Nonlinear Nanophotonic Circuitry: Tristable and Astable Multivibrators and Chaos Generator

TL;DR

This paper demonstrates that nonlinear dimer nanoantennas can function as tristable, astable multivibrators, and chaos generators, expanding the capabilities of nanophotonic devices through Kerr nonlinearity and plasmonic resonance effects.

Contribution

It introduces nonlinear dynamical functionalities to nanophotonic nanoantennas, enabling multistability and chaos, which were not previously associated with such devices.

Findings

Nonlinear nanoantennas exhibit tristable and astable states.

Chaos generation is achievable in nanophotonic circuits.

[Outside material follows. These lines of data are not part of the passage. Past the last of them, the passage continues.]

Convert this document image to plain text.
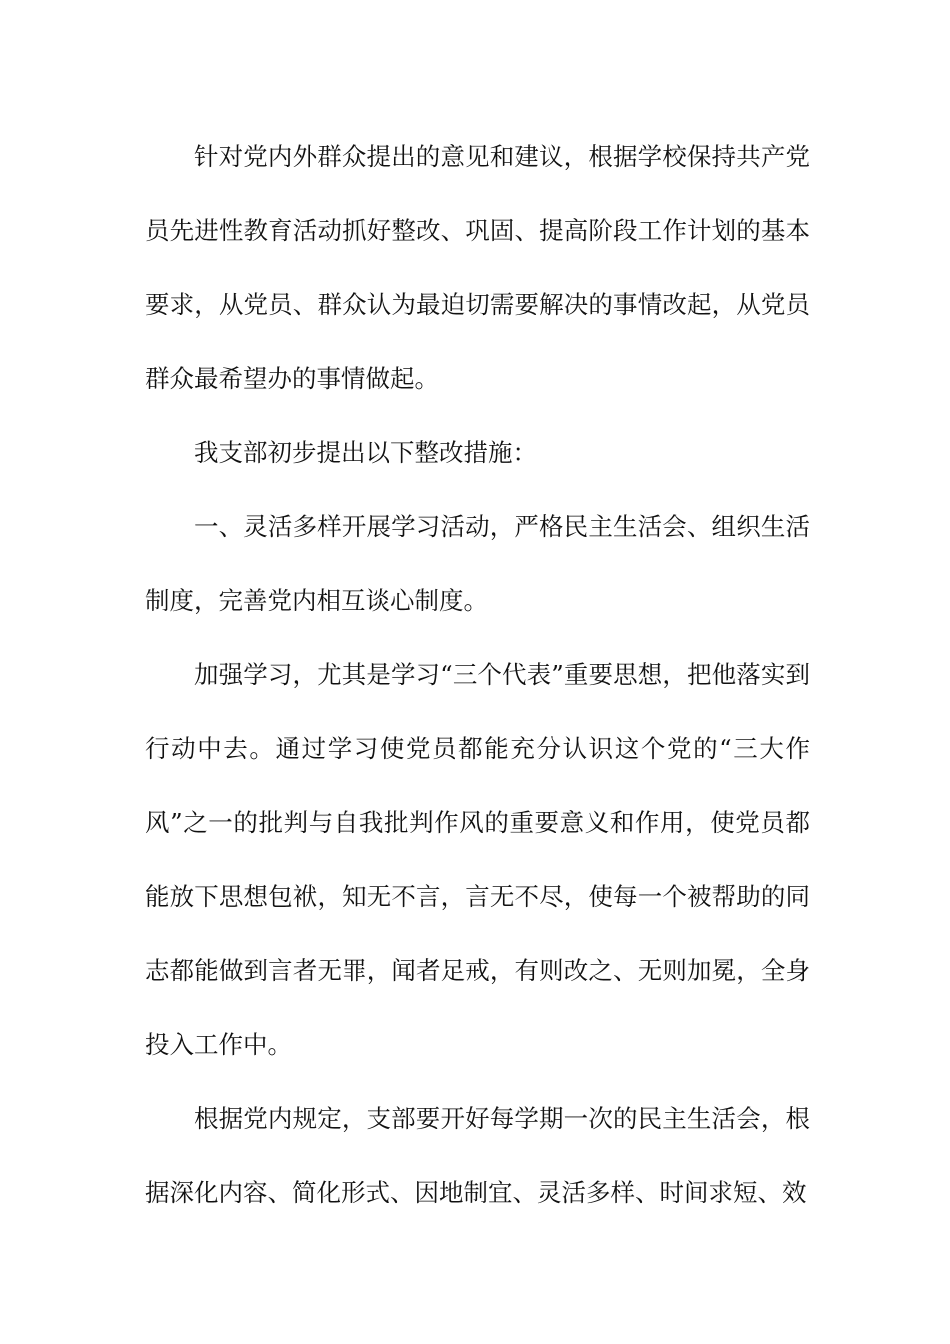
针对党内外群众提出的意见和建议，根据学校保持共产党员先进性教育活动抓好整改、巩固、提高阶段工作计划的基本要求，从党员、群众认为最迫切需要解决的事情改起，从党员群众最希望办的事情做起。

我支部初步提出以下整改措施：

一、灵活多样开展学习活动，严格民主生活会、组织生活制度，完善党内相互谈心制度。

加强学习，尤其是学习“三个代表”重要思想，把他落实到行动中去。通过学习使党员都能充分认识这个党的“三大作风”之一的批判与自我批判作风的重要意义和作用，使党员都能放下思想包袱，知无不言，言无不尽，使每一个被帮助的同志都能做到言者无罪，闻者足戒，有则改之、无则加冕，全身投入工作中。

根据党内规定，支部要开好每学期一次的民主生活会，根据深化内容、简化形式、因地制宜、灵活多样、时间求短、效
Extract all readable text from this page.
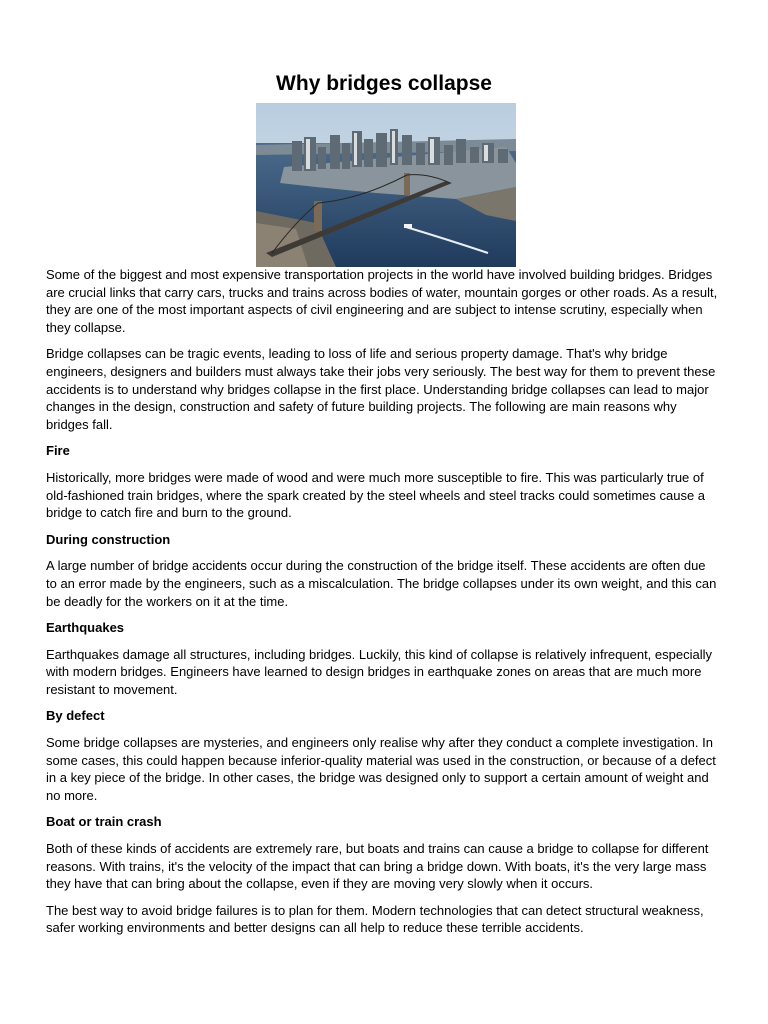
Why bridges collapse

Some of the biggest and most expensive transportation projects in the world have involved building bridges. Bridges are crucial links that carry cars, trucks and trains across bodies of water, mountain gorges or other roads. As a result, they are one of the most important aspects of civil engineering and are subject to intense scrutiny, especially when they collapse.

Bridge collapses can be tragic events, leading to loss of life and serious property damage. That's why bridge engineers, designers and builders must always take their jobs very seriously. The best way for them to prevent these accidents is to understand why bridges collapse in the first place. Understanding bridge collapses can lead to major changes in the design, construction and safety of future building projects. The following are main reasons why bridges fall.

Fire

Historically, more bridges were made of wood and were much more susceptible to fire. This was particularly true of old-fashioned train bridges, where the spark created by the steel wheels and steel tracks could sometimes cause a bridge to catch fire and burn to the ground.

During construction

A large number of bridge accidents occur during the construction of the bridge itself. These accidents are often due to an error made by the engineers, such as a miscalculation. The bridge collapses under its own weight, and this can be deadly for the workers on it at the time.

Earthquakes

Earthquakes damage all structures, including bridges. Luckily, this kind of collapse is relatively infrequent, especially with modern bridges. Engineers have learned to design bridges in earthquake zones on areas that are much more resistant to movement.

By defect

Some bridge collapses are mysteries, and engineers only realise why after they conduct a complete investigation. In some cases, this could happen because inferior-quality material was used in the construction, or because of a defect in a key piece of the bridge. In other cases, the bridge was designed only to support a certain amount of weight and no more.

Boat or train crash

Both of these kinds of accidents are extremely rare, but boats and trains can cause a bridge to collapse for different reasons. With trains, it's the velocity of the impact that can bring a bridge down. With boats, it's the very large mass they have that can bring about the collapse, even if they are moving very slowly when it occurs.

The best way to avoid bridge failures is to plan for them. Modern technologies that can detect structural weakness, safer working environments and better designs can all help to reduce these terrible accidents.
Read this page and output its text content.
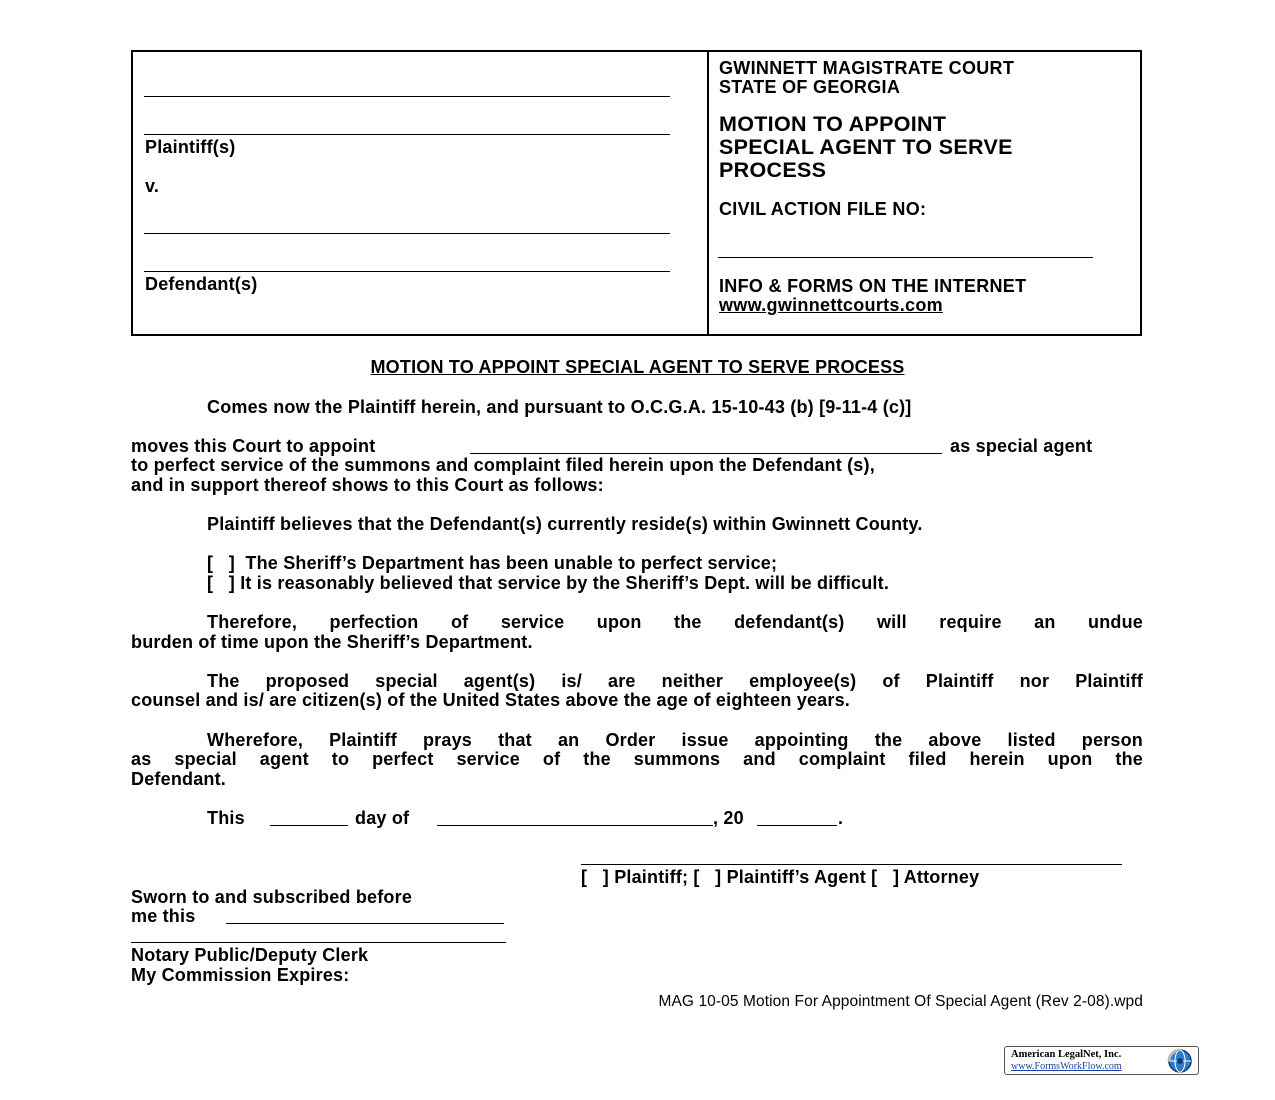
Plaintiff(s)
v.
Defendant(s)
GWINNETT MAGISTRATE COURT
STATE OF GEORGIA
MOTION TO APPOINT
SPECIAL AGENT TO SERVE
PROCESS
CIVIL ACTION FILE NO:
INFO & FORMS ON THE INTERNET
www.gwinnettcourts.com
MOTION TO APPOINT SPECIAL AGENT TO SERVE PROCESS
Comes now the Plaintiff herein, and pursuant to O.C.G.A. 15-10-43 (b) [9-11-4 (c)]
moves this Court to appoint	as special agent
to perfect service of the summons and complaint filed herein upon the Defendant (s),
and in support thereof shows to this Court as follows:
Plaintiff believes that the Defendant(s) currently reside(s) within Gwinnett County.
[   ]  The Sheriff’s Department has been unable to perfect service;
[   ] It is reasonably believed that service by the Sheriff’s Dept. will be difficult.
Therefore, perfection of service upon the defendant(s) will require an undue
burden of time upon the Sheriff’s Department.
The proposed special agent(s) is/ are neither employee(s) of Plaintiff nor Plaintiff
counsel and is/ are citizen(s) of the United States above the age of eighteen years.
Wherefore, Plaintiff prays that an Order issue appointing the above listed person
as special agent to perfect service of the summons and complaint filed herein upon the
Defendant.
This	day of	, 20	.
[   ] Plaintiff; [   ] Plaintiff’s Agent [   ] Attorney
Sworn to and subscribed before
me this
Notary Public/Deputy Clerk
My Commission Expires:
MAG 10-05 Motion For Appointment Of Special Agent (Rev 2-08).wpd
American LegalNet, Inc.
www.FormsWorkFlow.com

Tunable nonlinear responses are demonstrated via Kerr nonlinearity.

Abstract

The concept of lumped optical nanoelements (or metactronics), wherein nanometer-scale structures act as nanoinductors, nanocapacitors and nanoresistors, has attracted a great deal of attention as a simple toolbox for engineering different nanophotonic devices in analogy with microelectronics. While recent studies of the topic have been predominantly focused on linear functionalities, nonlinear dynamics in microelectronic devices plays a crucial role and provides a majority of functions, employed in modern applications. Here, we extend the metactronics paradigm and add nonlinear dynamical modalities to those nanophotonic devices that have never been associated with optical nanoantennas. Specifically, we show that nonlinear dimer nanoantennae can operate in the regimes of tristable and astable multivibrators as well as chaos generators. The physical mechanism behind these modalities relies on the Kerr-type nonlinearity of nanoparticles in the dimer enhanced by a dipolar localized surface plasmon resonance. This allows one to provide a positive nonlinear feedback at moderate optical intensities, leading to the desired dynamical behavior via tuning the driving field parameters. Our findings shed light on a novel class of nonlinear nanophotonic devices with a tunable nonlinear dynamical response.